Darknet Drug and Fraud Vendor Gets a 12 Year Prison Sentence
The Thuringian State Criminal Police Office arrested a pair of darknet dealers in late 2016 for narcotic trafficking in as many as 4,000 separate cases. Like many modern vendors, they attracted police attention after the post office returned one of their packages to a random recipient who, in turn, gave the package to the police. The package lacked the proper postage. In mid-December, 2017, judges handed prison sentences to both defendants.
According to evidence presented in court, police arrested a couple from Breitungen in late 2016 but started the hearings in August 2017. The suspects, a 31-year-old man and his 19-year-old girlfriend, had distributed eight kilograms of marijuana and amphetamine to buyers at undisclosed darknet markets. They had earned $190,000 through the drug distribution alone. The drug sales provided only part of their income, though; the 31-year-old received charges for selling data from more than nine million hacked email accounts.
For two years, the Thuringian State Criminal Police Office said, the 31-year-old had collected personal information from nine million email accounts and sold it—in bulk—to data brokers on the darknet. He had collected 10,500 PayPal accounts, 4,500 Amazon accounts, 2,300 eBay accounts, and 12,000 ‘eBay classified’ accounts. Investigators discovered that he had collected stolen data since 2014. The fraudster phished the credentials of email and banking accounts. Other information often came from the hacked email account itself.
During the raid at the couple’s house, the police found cell phones, notebooks, hard drives, two kilograms of marijuana, 600 grams of amphetamine, 200 grams of cocaine, and 100 grams of heroin. Recovered data revealed that the duo had sold 17 different types of drugs to a minimum of 2,000 customers on the darknet. They also sold drugs on the clearnet and on the street. The Thuringian State Criminal Police Office investigated the data seized during the raid and found 22 buyers living in Thuringia.
In court, the 19-year-old earned the court’s favor by filing a full confession of her involvement in the operation. She played a less significant role in the business, the court heard. She said that her tasks involved preparing packages for shipment and shipping the packages once she had completed the orders.

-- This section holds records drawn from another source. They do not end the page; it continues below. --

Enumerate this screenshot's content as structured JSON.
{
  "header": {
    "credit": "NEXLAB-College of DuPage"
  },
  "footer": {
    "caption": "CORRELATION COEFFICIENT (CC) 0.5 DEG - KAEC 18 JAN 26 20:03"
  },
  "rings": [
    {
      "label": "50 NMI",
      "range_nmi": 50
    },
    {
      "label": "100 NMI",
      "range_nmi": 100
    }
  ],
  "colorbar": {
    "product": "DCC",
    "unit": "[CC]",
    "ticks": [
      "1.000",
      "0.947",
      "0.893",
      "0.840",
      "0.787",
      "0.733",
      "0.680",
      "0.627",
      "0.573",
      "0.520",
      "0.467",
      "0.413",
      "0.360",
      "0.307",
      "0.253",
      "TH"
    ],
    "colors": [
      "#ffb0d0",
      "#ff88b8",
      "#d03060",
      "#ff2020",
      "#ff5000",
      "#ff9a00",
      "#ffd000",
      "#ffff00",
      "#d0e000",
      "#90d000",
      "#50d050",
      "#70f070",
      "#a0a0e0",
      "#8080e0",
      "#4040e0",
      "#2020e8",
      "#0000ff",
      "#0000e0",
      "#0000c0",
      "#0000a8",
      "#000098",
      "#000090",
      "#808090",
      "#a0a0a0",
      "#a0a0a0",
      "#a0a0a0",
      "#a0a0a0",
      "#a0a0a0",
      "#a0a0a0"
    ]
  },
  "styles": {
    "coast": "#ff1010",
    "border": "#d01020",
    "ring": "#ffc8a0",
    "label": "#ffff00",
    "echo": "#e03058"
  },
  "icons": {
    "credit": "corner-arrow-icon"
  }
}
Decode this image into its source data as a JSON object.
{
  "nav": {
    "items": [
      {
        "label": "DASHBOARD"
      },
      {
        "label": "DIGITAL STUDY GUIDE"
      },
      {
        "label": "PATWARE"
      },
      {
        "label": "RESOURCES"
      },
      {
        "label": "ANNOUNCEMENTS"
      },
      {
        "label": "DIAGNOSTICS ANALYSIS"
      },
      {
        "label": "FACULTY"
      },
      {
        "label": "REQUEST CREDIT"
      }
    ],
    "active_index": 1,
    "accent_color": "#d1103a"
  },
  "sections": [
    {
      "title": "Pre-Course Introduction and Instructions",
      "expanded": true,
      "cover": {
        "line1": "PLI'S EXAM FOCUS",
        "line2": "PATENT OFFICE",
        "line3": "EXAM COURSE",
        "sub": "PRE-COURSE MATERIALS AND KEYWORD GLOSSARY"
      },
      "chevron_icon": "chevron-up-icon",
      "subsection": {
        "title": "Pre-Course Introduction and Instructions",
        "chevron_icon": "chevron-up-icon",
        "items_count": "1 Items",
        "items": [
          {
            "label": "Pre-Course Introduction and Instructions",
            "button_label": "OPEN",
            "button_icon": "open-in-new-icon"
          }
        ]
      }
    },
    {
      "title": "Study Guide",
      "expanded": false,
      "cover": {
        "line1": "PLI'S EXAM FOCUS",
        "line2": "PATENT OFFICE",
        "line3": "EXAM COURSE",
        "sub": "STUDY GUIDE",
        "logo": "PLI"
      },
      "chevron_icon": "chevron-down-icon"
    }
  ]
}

She received a sentence of one year in prison, but since she had already spent one year in jail, the court suspended her sentence.

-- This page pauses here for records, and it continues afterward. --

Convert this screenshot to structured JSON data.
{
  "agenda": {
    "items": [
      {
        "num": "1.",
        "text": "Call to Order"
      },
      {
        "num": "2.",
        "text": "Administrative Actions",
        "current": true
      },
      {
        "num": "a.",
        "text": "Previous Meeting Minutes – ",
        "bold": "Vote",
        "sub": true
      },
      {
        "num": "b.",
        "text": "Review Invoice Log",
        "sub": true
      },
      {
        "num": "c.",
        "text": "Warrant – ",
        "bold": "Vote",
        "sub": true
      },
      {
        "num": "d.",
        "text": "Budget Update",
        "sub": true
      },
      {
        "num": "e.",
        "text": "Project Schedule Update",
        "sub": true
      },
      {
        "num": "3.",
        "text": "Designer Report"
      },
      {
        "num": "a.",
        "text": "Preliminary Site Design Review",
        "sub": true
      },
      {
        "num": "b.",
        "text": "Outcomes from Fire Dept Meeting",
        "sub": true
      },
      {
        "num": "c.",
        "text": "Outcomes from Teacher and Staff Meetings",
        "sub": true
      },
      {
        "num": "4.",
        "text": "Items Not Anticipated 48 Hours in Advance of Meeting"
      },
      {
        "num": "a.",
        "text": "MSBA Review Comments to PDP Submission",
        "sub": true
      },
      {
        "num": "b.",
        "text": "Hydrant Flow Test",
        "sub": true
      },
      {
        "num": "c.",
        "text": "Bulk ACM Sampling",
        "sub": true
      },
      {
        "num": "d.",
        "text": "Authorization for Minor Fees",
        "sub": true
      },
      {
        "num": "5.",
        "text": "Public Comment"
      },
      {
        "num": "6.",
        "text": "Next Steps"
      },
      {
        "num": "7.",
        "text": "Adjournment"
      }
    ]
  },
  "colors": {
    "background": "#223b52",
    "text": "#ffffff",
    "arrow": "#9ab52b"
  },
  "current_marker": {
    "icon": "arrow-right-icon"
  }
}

The 31-year-old fared quite differently. He had committed several crimes in the past and, at the time of the 2016 arrest, had still been on parole from a prior conviction. His arrest inherently constituted a parole violation. He had also controlled the operation’s online element and played a much larger role in the criminal enterprise. The court sentenced him to 12 years in prison and a $260,000 fine.